When getting started, make a checklist. 

And not a checklist that says “write paper.” That can only be checked off, well, in that distant time when the paper is finally done.

Instead, I have a checklist that is much more focused on each step of writing. My average paper-writing checklist looks something like this:

  • brainstorming
  • refine brainstorming by sequencing ideas
  • flesh out thesis
  • figure out topic sentences
  • go outside and find a dog to pet**
  • write intro and conclusion
  • develop body paragraph structure
  • plan structure of body paragraphs based on topic sentences
  • ⅓ paragraphs done
  • ⅔ paragraphs
  • binge watch Parks and Rec**
  • channel my inner Ann Perkins and do something nice for another person**
  • all body paragraphs done
  • adjust intro and conclusion accordingly

(**Optional-ish)

When I check off a box on the checklist, I am motivated to stay productive because I know that I have at least begun the writing process. This system might not work for everyone, but the age-old tip of breaking large tasks into small, bite-sized steps is pretty golden advice.

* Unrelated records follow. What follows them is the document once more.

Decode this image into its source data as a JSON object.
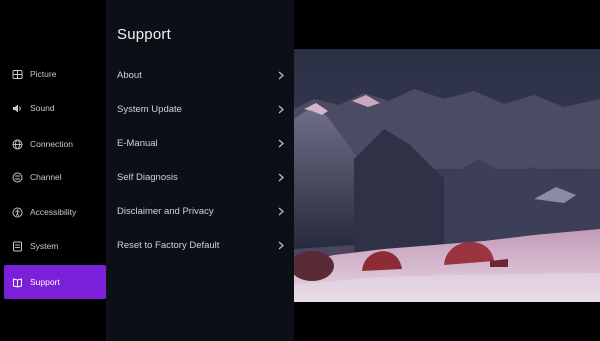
{
  "sidebar": {
    "items": [
      {
        "label": "Picture",
        "icon": "picture-icon",
        "active": false
      },
      {
        "label": "Sound",
        "icon": "sound-icon",
        "active": false
      },
      {
        "label": "Connection",
        "icon": "globe-icon",
        "active": false
      },
      {
        "label": "Channel",
        "icon": "channel-icon",
        "active": false
      },
      {
        "label": "Accessibility",
        "icon": "accessibility-icon",
        "active": false
      },
      {
        "label": "System",
        "icon": "system-icon",
        "active": false
      },
      {
        "label": "Support",
        "icon": "support-icon",
        "active": true
      }
    ]
  },
  "panel": {
    "title": "Support",
    "items": [
      {
        "label": "About"
      },
      {
        "label": "System Update"
      },
      {
        "label": "E-Manual"
      },
      {
        "label": "Self Diagnosis"
      },
      {
        "label": "Disclaimer and Privacy"
      },
      {
        "label": "Reset to Factory Default"
      }
    ]
  },
  "preview": {
    "image": "mountain-camp-photo"
  },
  "colors": {
    "accent": "#7b1fd8",
    "panel_bg": "#0d0f16",
    "background": "#000000"
  }
}
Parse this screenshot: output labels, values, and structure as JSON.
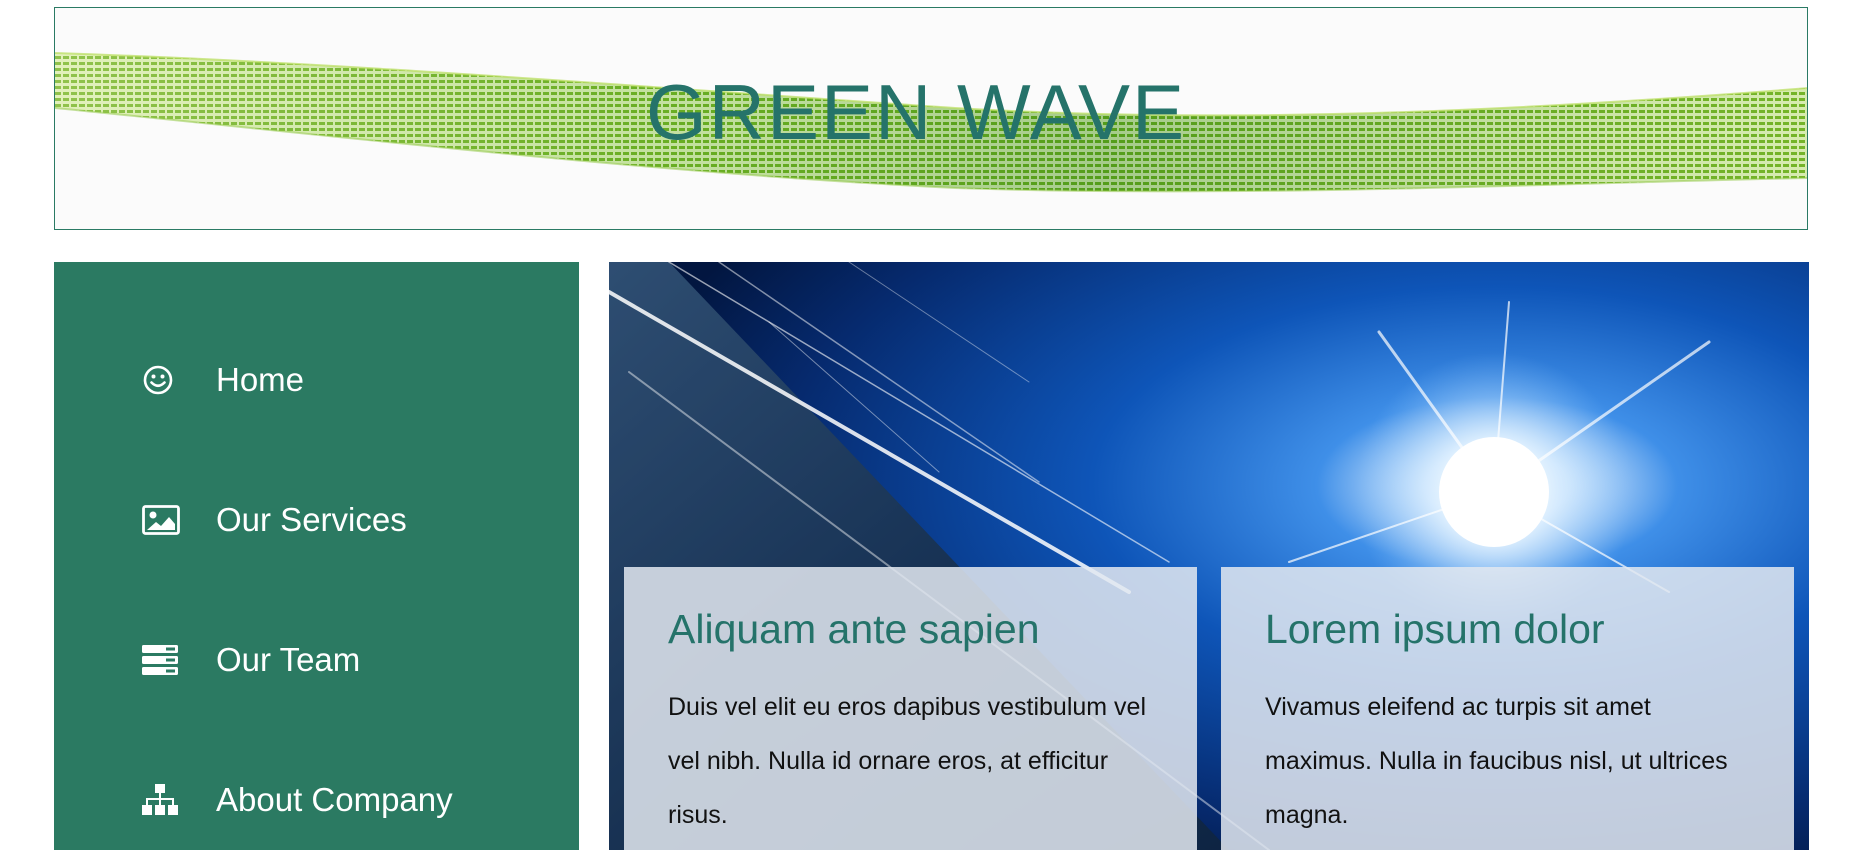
{
  "site": {
    "title": "GREEN WAVE",
    "accent_color": "#2b7a62",
    "title_color": "#25736a"
  },
  "sidebar": {
    "items": [
      {
        "label": "Home",
        "icon": "smile-icon"
      },
      {
        "label": "Our Services",
        "icon": "image-icon"
      },
      {
        "label": "Our Team",
        "icon": "server-icon"
      },
      {
        "label": "About Company",
        "icon": "sitemap-icon"
      }
    ]
  },
  "hero": {
    "cards": [
      {
        "title": "Aliquam ante sapien",
        "text": "Duis vel elit eu eros dapibus vestibulum vel vel nibh. Nulla id ornare eros, at efficitur risus."
      },
      {
        "title": "Lorem ipsum dolor",
        "text": "Vivamus eleifend ac turpis sit amet maximus. Nulla in faucibus nisl, ut ultrices magna."
      }
    ]
  }
}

When brainstorming, don’t dismiss your own ideas.

One trap that I fall into when brainstorming is dismissing ideas as “too dumb” to be included in the paper. Simple ideas form the basis of more complex ideas; when dismissing ideas, you narrow the scope of ideas that have the potential to form the foundation of your paper. It’s one thing to remove ideas from your paper once you’re finished outlining – that likely means that the idea may not be relevant to your thesis. At the brainstorming stage, however, all ideas are game. Once all ideas are on paper in the form of questionably legible half-sentences in a notebook (my way of brainstorming, though that might not be the best format for everyone), you’ll discover trends in your ideas. These trends and patterns in your ideas will form the basis of your thesis.

It’s super important to begin the first stage of writing with self-validation in order to stay motivated. Don’t doubt the strength of your ideas when brainstorming!

When done with your writing, take time to appreciate what you’ve created.

Part of what makes writing so daunting is not taking the time to look back and appreciate what you have created. Seeing what you’ve written is a reminder that you seriously did transform some ideas in your head into a real paper. The real world calls for people to take concepts and turn them into something tangible through the writing process. It is an incredibly powerful gift to have the chance to take your ideas and systematically validate them. While writing papers can be challenging, they are part of what makes our liberal arts education so valuable.